1 messages · Page 1 of 1 (latest)

slim walrus
#

TLDR: Vedal, what does the setup for Neuro-sama's speech recognition and TTS look like?
-# MSEdge? OpenAIWhisper? AlltalkV2? Kokoro?

-# I wanted to ask privately, but this seems to be the more appropriate approach.
I am an AI enthusiast, and, admittedly, I have only recently found out about Neuro-sama. Prior to this, I've been pulling my hair out trying to figure out how to run a speech recognition and TTS model that work in tandem with the language models I run.
Options I've explored for TTS are mentioned above (excluding Whisper), but the models and engines available either lack speed or quality.

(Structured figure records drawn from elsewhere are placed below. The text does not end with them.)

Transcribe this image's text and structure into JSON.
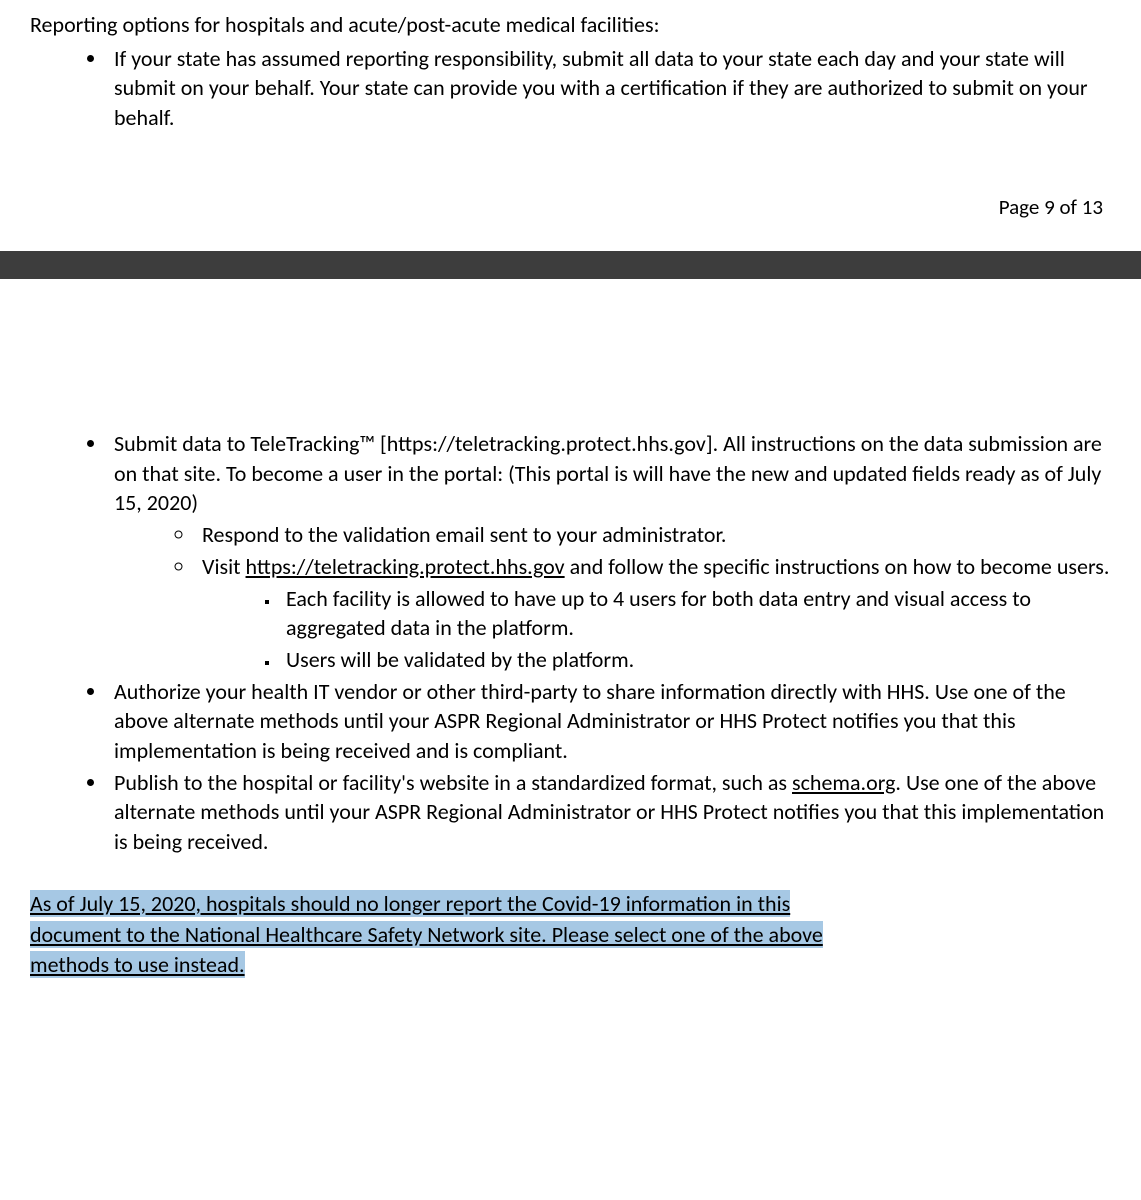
{
  "page1": {
    "intro": "Reporting options for hospitals and acute/post-acute medical facilities:",
    "bullet1": "If your state has assumed reporting responsibility, submit all data to your state each day and your state will submit on your behalf. Your state can provide you with a certification if they are authorized to submit on your behalf.",
    "pagenum": "Page 9 of 13"
  },
  "page2": {
    "b1_pre": "Submit data to TeleTracking™ [https://teletracking.protect.hhs.gov]. All instructions on the data submission are on that site. To become a user in the portal: (This portal is will have the new and updated fields ready as of July 15, 2020)",
    "b1_sub1": "Respond to the validation email sent to your administrator.",
    "b1_sub2_pre": "Visit ",
    "b1_sub2_link": "https://teletracking.protect.hhs.gov",
    "b1_sub2_post": " and follow the specific instructions on how to become users.",
    "b1_sub2_sq1": "Each facility is allowed to have up to 4 users for both data entry and visual access to aggregated data in the platform.",
    "b1_sub2_sq2": "Users will be validated by the platform.",
    "b2": "Authorize your health IT vendor or other third-party to share information directly with HHS. Use one of the above alternate methods until your ASPR Regional Administrator or HHS Protect notifies you that this implementation is being received and is compliant.",
    "b3_pre": "Publish to the hospital or facility's website in a standardized format, such as ",
    "b3_link": "schema.org",
    "b3_post": ". Use one of the above alternate methods until your ASPR Regional Administrator or HHS Protect notifies you that this implementation is being received.",
    "h_l1": "As of July 15, 2020, hospitals should no longer report the Covid-19 information in this ",
    "h_l2": "document to the National Healthcare Safety Network site. Please select one of the above ",
    "h_l3": "methods to use instead. "
  },
  "colors": {
    "highlight_bg": "#a6c8e4",
    "text": "#000000",
    "gap_bg": "#3d3d3d"
  }
}
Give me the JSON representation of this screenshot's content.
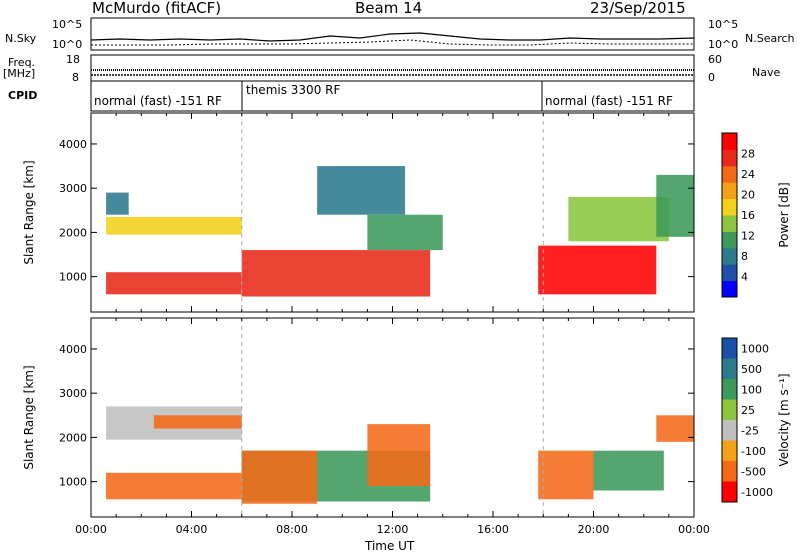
{
  "header": {
    "station": "McMurdo (fitACF)",
    "beam": "Beam 14",
    "date": "23/Sep/2015"
  },
  "top_panels": {
    "nsky_label": "N.Sky",
    "nsearch_label": "N.Search",
    "noise_ticks_left": [
      "10^5",
      "10^0"
    ],
    "noise_ticks_right": [
      "10^5",
      "10^0"
    ],
    "freq_label_line1": "Freq.",
    "freq_label_line2": "[MHz]",
    "freq_ticks": [
      "18",
      "8"
    ],
    "nave_label": "Nave",
    "nave_ticks": [
      "60",
      "0"
    ],
    "cpid_label": "CPID",
    "modes": [
      "normal (fast) -151 RF",
      "themis 3300 RF",
      "normal (fast) -151 RF"
    ]
  },
  "chart_data": [
    {
      "type": "heatmap",
      "name": "power",
      "ylabel": "Slant Range [km]",
      "xlabel": "",
      "x_ticks": [
        "00:00",
        "04:00",
        "08:00",
        "12:00",
        "16:00",
        "20:00",
        "00:00"
      ],
      "y_ticks": [
        1000,
        2000,
        3000,
        4000
      ],
      "ylim": [
        200,
        4700
      ],
      "colorbar": {
        "label": "Power [dB]",
        "ticks": [
          4,
          8,
          12,
          16,
          20,
          24,
          28
        ],
        "range": [
          0,
          32
        ],
        "colors": [
          "#0000ff",
          "#1f4fa8",
          "#2d7a8e",
          "#3d9a5a",
          "#8cc63f",
          "#f2d21b",
          "#f5a019",
          "#f26a18",
          "#e8281a",
          "#ff0000"
        ]
      },
      "regions": [
        {
          "t0": 0.6,
          "t1": 6.0,
          "r0": 600,
          "r1": 1100,
          "v": 26
        },
        {
          "t0": 0.6,
          "t1": 6.0,
          "r0": 1950,
          "r1": 2350,
          "v": 18
        },
        {
          "t0": 0.6,
          "t1": 1.5,
          "r0": 2400,
          "r1": 2900,
          "v": 9
        },
        {
          "t0": 6.0,
          "t1": 13.5,
          "r0": 550,
          "r1": 1600,
          "v": 28
        },
        {
          "t0": 9.0,
          "t1": 12.5,
          "r0": 2400,
          "r1": 3500,
          "v": 8
        },
        {
          "t0": 11.0,
          "t1": 14.0,
          "r0": 1600,
          "r1": 2400,
          "v": 12
        },
        {
          "t0": 17.8,
          "t1": 22.5,
          "r0": 600,
          "r1": 1700,
          "v": 30
        },
        {
          "t0": 19.0,
          "t1": 23.0,
          "r0": 1800,
          "r1": 2800,
          "v": 14
        },
        {
          "t0": 22.5,
          "t1": 24.0,
          "r0": 1900,
          "r1": 3300,
          "v": 10
        }
      ]
    },
    {
      "type": "heatmap",
      "name": "velocity",
      "ylabel": "Slant Range [km]",
      "xlabel": "Time UT",
      "x_ticks": [
        "00:00",
        "04:00",
        "08:00",
        "12:00",
        "16:00",
        "20:00",
        "00:00"
      ],
      "y_ticks": [
        1000,
        2000,
        3000,
        4000
      ],
      "ylim": [
        200,
        4700
      ],
      "colorbar": {
        "label": "Velocity [m s⁻¹]",
        "ticks": [
          "1000",
          "500",
          "100",
          "25",
          "-25",
          "-100",
          "-500",
          "-1000"
        ],
        "colors": [
          "#1a4fa8",
          "#2d7a8e",
          "#3d9a5a",
          "#8cc63f",
          "#bfbfbf",
          "#f5a019",
          "#f26a18",
          "#ff0000"
        ]
      },
      "regions": [
        {
          "t0": 0.6,
          "t1": 6.0,
          "r0": 600,
          "r1": 1200,
          "v": -150
        },
        {
          "t0": 0.6,
          "t1": 6.0,
          "r0": 1950,
          "r1": 2700,
          "v": 0
        },
        {
          "t0": 2.5,
          "t1": 6.0,
          "r0": 2200,
          "r1": 2500,
          "v": -200
        },
        {
          "t0": 6.0,
          "t1": 13.5,
          "r0": 550,
          "r1": 1700,
          "v": 200
        },
        {
          "t0": 6.0,
          "t1": 9.0,
          "r0": 500,
          "r1": 1700,
          "v": -150
        },
        {
          "t0": 11.0,
          "t1": 13.5,
          "r0": 900,
          "r1": 2300,
          "v": -200
        },
        {
          "t0": 17.8,
          "t1": 20.0,
          "r0": 600,
          "r1": 1700,
          "v": -400
        },
        {
          "t0": 20.0,
          "t1": 22.8,
          "r0": 800,
          "r1": 1700,
          "v": 250
        },
        {
          "t0": 22.5,
          "t1": 24.0,
          "r0": 1900,
          "r1": 2500,
          "v": -150
        }
      ]
    }
  ]
}
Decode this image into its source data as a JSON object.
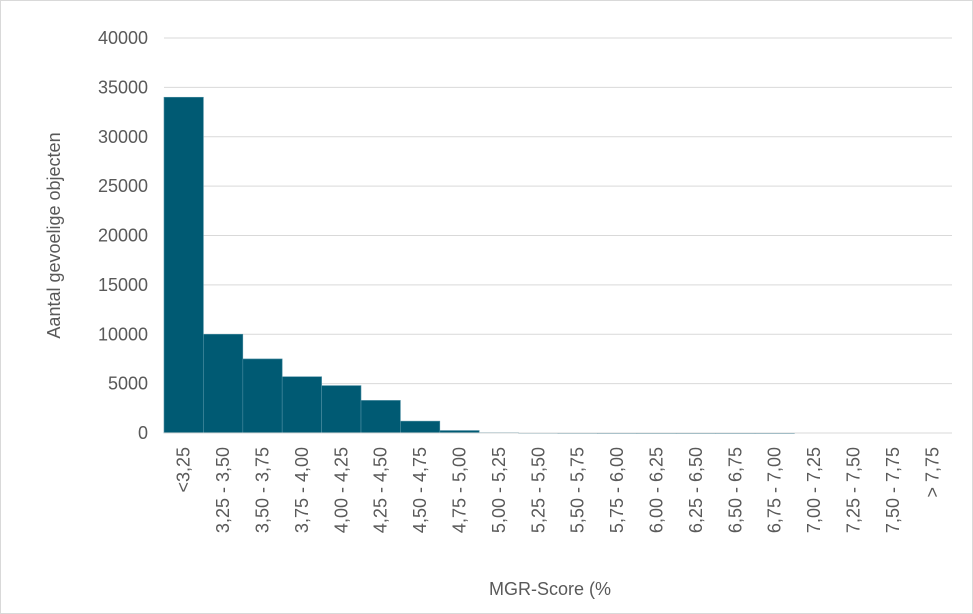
{
  "chart_data": {
    "type": "bar",
    "title": "",
    "xlabel": "MGR-Score (%",
    "ylabel": "Aantal gevoelige objecten",
    "ylim": [
      0,
      40000
    ],
    "yticks": [
      0,
      5000,
      10000,
      15000,
      20000,
      25000,
      30000,
      35000,
      40000
    ],
    "grid": "horizontal",
    "legend": "none",
    "bar_color": "#005a73",
    "categories": [
      "<3,25",
      "3,25 - 3,50",
      "3,50 - 3,75",
      "3,75 - 4,00",
      "4,00 - 4,25",
      "4,25 - 4,50",
      "4,50 - 4,75",
      "4,75 - 5,00",
      "5,00 - 5,25",
      "5,25 - 5,50",
      "5,50 - 5,75",
      "5,75 - 6,00",
      "6,00 - 6,25",
      "6,25 - 6,50",
      "6,50 - 6,75",
      "6,75 - 7,00",
      "7,00 - 7,25",
      "7,25 - 7,50",
      "7,50 - 7,75",
      "> 7,75"
    ],
    "values": [
      34000,
      10000,
      7500,
      5700,
      4800,
      3300,
      1200,
      250,
      40,
      20,
      10,
      5,
      3,
      2,
      1,
      1,
      0,
      0,
      0,
      0
    ]
  }
}
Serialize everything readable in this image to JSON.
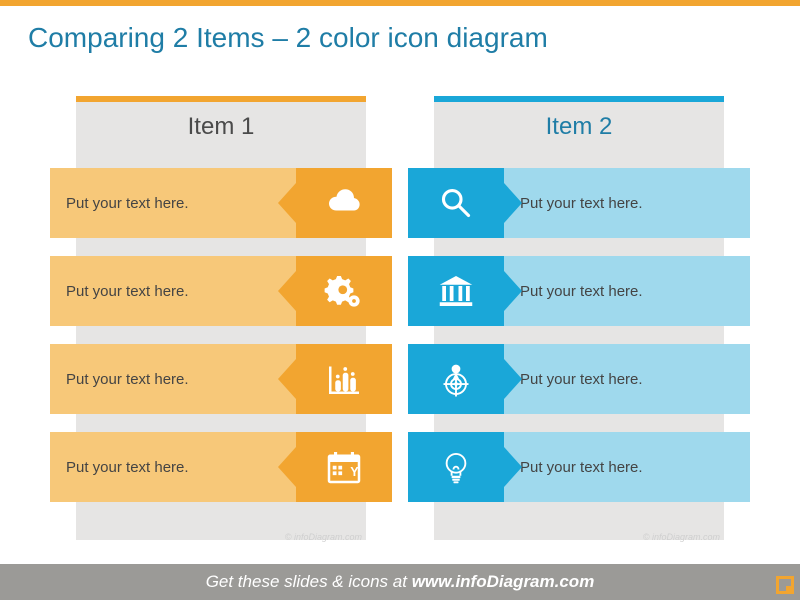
{
  "layout": {
    "top_bar_color": "#f2a530",
    "background": "#ffffff",
    "col_bg": "#e6e5e4",
    "footer_bg": "#9b9a97"
  },
  "title": {
    "text": "Comparing 2 Items – 2 color icon diagram",
    "color": "#1f7da6",
    "fontsize": 28
  },
  "columns": [
    {
      "side": "left",
      "header": "Item 1",
      "header_color": "#4a4a4a",
      "accent": "#f2a530",
      "text_bg": "#f7c879",
      "icon_bg": "#f2a530",
      "icon_fill": "#ffffff",
      "rows": [
        {
          "text": "Put your text here.",
          "icon": "cloud"
        },
        {
          "text": "Put your text here.",
          "icon": "gears"
        },
        {
          "text": "Put your text here.",
          "icon": "bar-chart"
        },
        {
          "text": "Put your text here.",
          "icon": "calendar"
        }
      ]
    },
    {
      "side": "right",
      "header": "Item 2",
      "header_color": "#1f7da6",
      "accent": "#1aa7d8",
      "text_bg": "#9fd9ed",
      "icon_bg": "#1aa7d8",
      "icon_fill": "#ffffff",
      "rows": [
        {
          "text": "Put your text here.",
          "icon": "magnifier"
        },
        {
          "text": "Put your text here.",
          "icon": "bank"
        },
        {
          "text": "Put your text here.",
          "icon": "target-pin"
        },
        {
          "text": "Put your text here.",
          "icon": "bulb"
        }
      ]
    }
  ],
  "footer": {
    "prefix": "Get these slides & icons at ",
    "bold": "www.infoDiagram.com"
  },
  "watermark": "© infoDiagram.com"
}
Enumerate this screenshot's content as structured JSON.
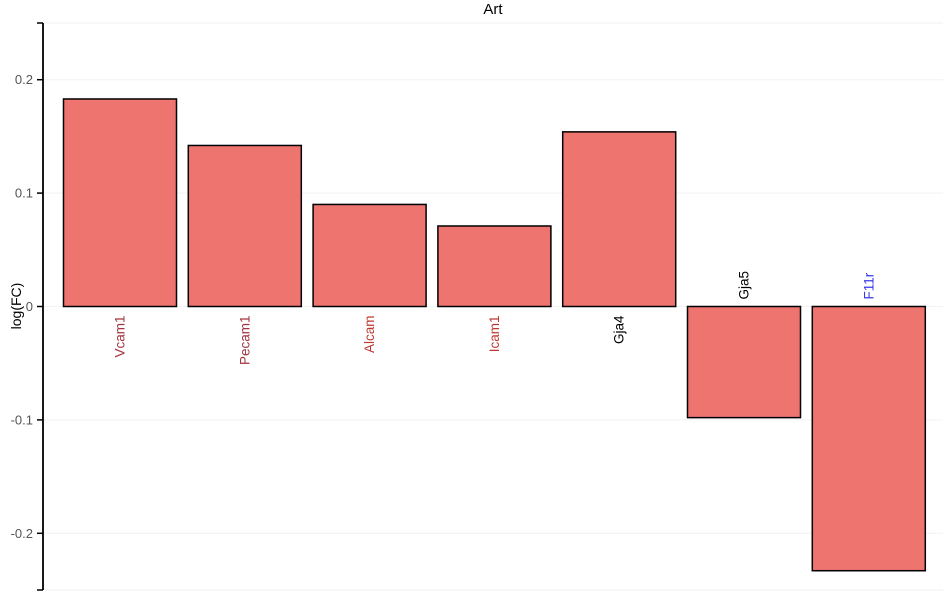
{
  "chart_data": {
    "type": "bar",
    "title": "Art",
    "ylabel": "log(FC)",
    "categories": [
      "Vcam1",
      "Pecam1",
      "Alcam",
      "Icam1",
      "Gja4",
      "Gja5",
      "F11r"
    ],
    "values": [
      0.183,
      0.142,
      0.09,
      0.071,
      0.154,
      -0.098,
      -0.233
    ],
    "label_colors": [
      "#A23540",
      "#A23540",
      "#BE3A31",
      "#BE3A31",
      "#000000",
      "#000000",
      "#3A3AE8"
    ],
    "label_rotation_deg": 90,
    "bar_fill": "#EE7470",
    "bar_stroke": "#000000",
    "yticks": [
      0.2,
      0.1,
      0,
      -0.1,
      -0.2
    ],
    "ytick_labels": [
      "0.2",
      "0.1",
      "0",
      "-0.1",
      "-0.2"
    ],
    "ylim": [
      -0.25,
      0.25
    ],
    "grid": true,
    "grid_color": "#F2F2F2",
    "axis_color": "#000000",
    "tick_label_color": "#555555",
    "legend": "none"
  }
}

So it's why I'd like to ask if you might point me in the direction you took for Neuro-Sama. What handles its STT and TTS (if those two are handled by third parties and not original engines/models)?

I'd imagine your incredibly busy, so thank you in advance for taking a moment to read this.

lavish hearth
#

Whisper is not TTS, it's STT. Vedal uses Azure TTS voice "Ashley" (I think) pitched up by ~3 semitones for Neuro. I'm not sure for Evil. The STT might be whisper.

#

Also just from personal experience I can tell you that running these models is pretty expensive and a bit of a pain

#

I also doubt Vedal would respond. He is pretty secretive when it comes to this stuff

#

It seems like the STT model picks up on more sounds than whisper would though. Whisper is more for transcription and Neuro can pick up on the "uh, hmmm, huh, etc" which most STT models ignore

#

so it could be something else

#

If you have a really big GPU you could train a model yourself. It's extremely difficult (and expensive sometimes) but possible

slim walrus
#

Ah yeah sorry I didn't mean to imply Whisper was TTS. And Azure TTS huh? I guess that means TTS isn't being handled locally?
I'm just now hearing about Azure TTS and it seems like a Microsoft version of ElevenLabs.